Takeo Kawabata of Kyoto University found (J. Am. Chem. Soc. 2008,130, 4153. DOI: 10.1021/ja077684w)that intramolecular alkylation to form four, five and six-membered rings from amino esters such as 21 proceeded with remarkable enantioretention.

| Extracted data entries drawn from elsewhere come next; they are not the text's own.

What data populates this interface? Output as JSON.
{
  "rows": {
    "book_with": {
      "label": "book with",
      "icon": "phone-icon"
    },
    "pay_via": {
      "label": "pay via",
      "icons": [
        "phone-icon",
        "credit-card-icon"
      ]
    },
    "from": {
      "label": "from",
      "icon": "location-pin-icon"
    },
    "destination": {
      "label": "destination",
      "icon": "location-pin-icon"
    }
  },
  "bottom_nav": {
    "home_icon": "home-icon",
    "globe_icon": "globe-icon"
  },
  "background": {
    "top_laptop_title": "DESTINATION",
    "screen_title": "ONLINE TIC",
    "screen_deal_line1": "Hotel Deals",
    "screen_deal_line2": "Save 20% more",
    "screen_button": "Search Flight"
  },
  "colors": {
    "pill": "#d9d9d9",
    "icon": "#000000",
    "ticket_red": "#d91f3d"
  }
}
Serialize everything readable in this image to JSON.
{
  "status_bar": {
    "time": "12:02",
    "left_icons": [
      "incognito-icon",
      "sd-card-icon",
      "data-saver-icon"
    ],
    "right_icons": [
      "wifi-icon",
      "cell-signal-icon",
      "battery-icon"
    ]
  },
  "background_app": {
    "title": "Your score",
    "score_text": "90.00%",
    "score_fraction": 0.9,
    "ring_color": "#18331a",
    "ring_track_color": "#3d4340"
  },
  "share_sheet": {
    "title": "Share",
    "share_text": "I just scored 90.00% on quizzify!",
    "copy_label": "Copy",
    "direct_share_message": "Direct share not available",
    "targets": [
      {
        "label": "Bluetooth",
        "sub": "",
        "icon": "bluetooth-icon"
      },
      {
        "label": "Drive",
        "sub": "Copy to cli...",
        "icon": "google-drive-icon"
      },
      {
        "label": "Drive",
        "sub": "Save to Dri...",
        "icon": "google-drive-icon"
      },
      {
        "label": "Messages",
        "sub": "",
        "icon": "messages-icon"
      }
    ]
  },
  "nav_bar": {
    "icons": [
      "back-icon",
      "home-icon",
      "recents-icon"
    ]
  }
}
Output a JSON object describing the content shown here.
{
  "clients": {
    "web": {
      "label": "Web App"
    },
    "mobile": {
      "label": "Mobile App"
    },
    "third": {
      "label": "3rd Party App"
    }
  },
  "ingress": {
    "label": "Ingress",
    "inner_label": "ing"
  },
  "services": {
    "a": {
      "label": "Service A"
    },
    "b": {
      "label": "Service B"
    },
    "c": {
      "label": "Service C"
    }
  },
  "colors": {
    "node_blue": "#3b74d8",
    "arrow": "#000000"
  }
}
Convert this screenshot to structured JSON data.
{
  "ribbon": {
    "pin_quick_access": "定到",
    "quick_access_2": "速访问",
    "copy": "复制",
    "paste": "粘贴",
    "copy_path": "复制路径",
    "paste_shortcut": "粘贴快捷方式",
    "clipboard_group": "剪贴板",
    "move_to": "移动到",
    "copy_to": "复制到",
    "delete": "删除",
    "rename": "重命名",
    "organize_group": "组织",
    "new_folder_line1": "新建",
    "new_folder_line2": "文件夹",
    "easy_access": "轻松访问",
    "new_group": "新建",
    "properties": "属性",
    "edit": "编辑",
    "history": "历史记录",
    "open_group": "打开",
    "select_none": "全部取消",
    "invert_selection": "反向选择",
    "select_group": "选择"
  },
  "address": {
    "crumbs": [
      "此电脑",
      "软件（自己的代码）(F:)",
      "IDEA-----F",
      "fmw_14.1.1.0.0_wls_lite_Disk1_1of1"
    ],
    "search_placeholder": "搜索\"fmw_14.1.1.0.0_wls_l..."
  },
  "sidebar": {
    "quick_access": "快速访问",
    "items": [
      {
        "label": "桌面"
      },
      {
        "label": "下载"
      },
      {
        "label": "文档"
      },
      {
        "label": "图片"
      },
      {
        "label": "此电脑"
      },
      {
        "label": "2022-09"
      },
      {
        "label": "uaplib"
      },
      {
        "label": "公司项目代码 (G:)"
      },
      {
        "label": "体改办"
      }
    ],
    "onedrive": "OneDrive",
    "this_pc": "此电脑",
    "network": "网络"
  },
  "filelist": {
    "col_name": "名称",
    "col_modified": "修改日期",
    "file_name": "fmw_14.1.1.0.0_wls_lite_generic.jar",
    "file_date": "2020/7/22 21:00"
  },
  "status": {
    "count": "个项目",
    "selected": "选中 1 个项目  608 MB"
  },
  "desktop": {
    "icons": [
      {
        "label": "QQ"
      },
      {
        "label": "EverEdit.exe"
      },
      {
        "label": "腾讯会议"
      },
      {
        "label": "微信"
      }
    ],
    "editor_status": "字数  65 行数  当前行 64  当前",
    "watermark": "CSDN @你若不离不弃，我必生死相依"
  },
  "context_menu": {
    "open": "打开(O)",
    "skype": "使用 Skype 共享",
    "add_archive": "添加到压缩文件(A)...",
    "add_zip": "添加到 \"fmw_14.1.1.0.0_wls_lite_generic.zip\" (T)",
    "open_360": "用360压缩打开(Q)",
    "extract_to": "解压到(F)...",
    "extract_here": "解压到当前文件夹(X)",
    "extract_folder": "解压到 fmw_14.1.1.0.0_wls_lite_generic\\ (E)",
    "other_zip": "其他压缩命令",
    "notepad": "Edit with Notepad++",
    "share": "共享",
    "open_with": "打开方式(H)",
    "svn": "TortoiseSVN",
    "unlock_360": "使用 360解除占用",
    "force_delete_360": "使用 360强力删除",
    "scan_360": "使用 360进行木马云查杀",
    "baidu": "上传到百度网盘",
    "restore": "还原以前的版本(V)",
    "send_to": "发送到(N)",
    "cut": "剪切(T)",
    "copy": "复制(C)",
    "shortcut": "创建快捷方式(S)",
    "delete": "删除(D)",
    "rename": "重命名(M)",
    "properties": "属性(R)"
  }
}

Géraldine Masson and Jieping Zhu of CNRS, Gif-sur-Yvette, condensed (Org. Lett. 2008, 10, 1509. DOI: 10.1021/ol800199b)cinnamaldehyde (23) with cyanide and an ω-alkenyl amine to give the intramolecular aza-Diels-Alder substrate 24. Hongbin Zhai of the Shanghai Institute of Organic Chemistry acylated (J. Org. Chem. 2008, 73, 3589.DOI: 10.1021/jo8002425)26 with27, leading to the ring-closing metathesis precursor 28. Tomislav Rovis of Colorado State University developed (Org. Lett. 2008, 10, 1231.DOI: 10.1021/ol800086s)the Rh-catalyzed condensation of the isocyanate30 with alkyl alkynes to give 31, and with aryl alkynes to give 32.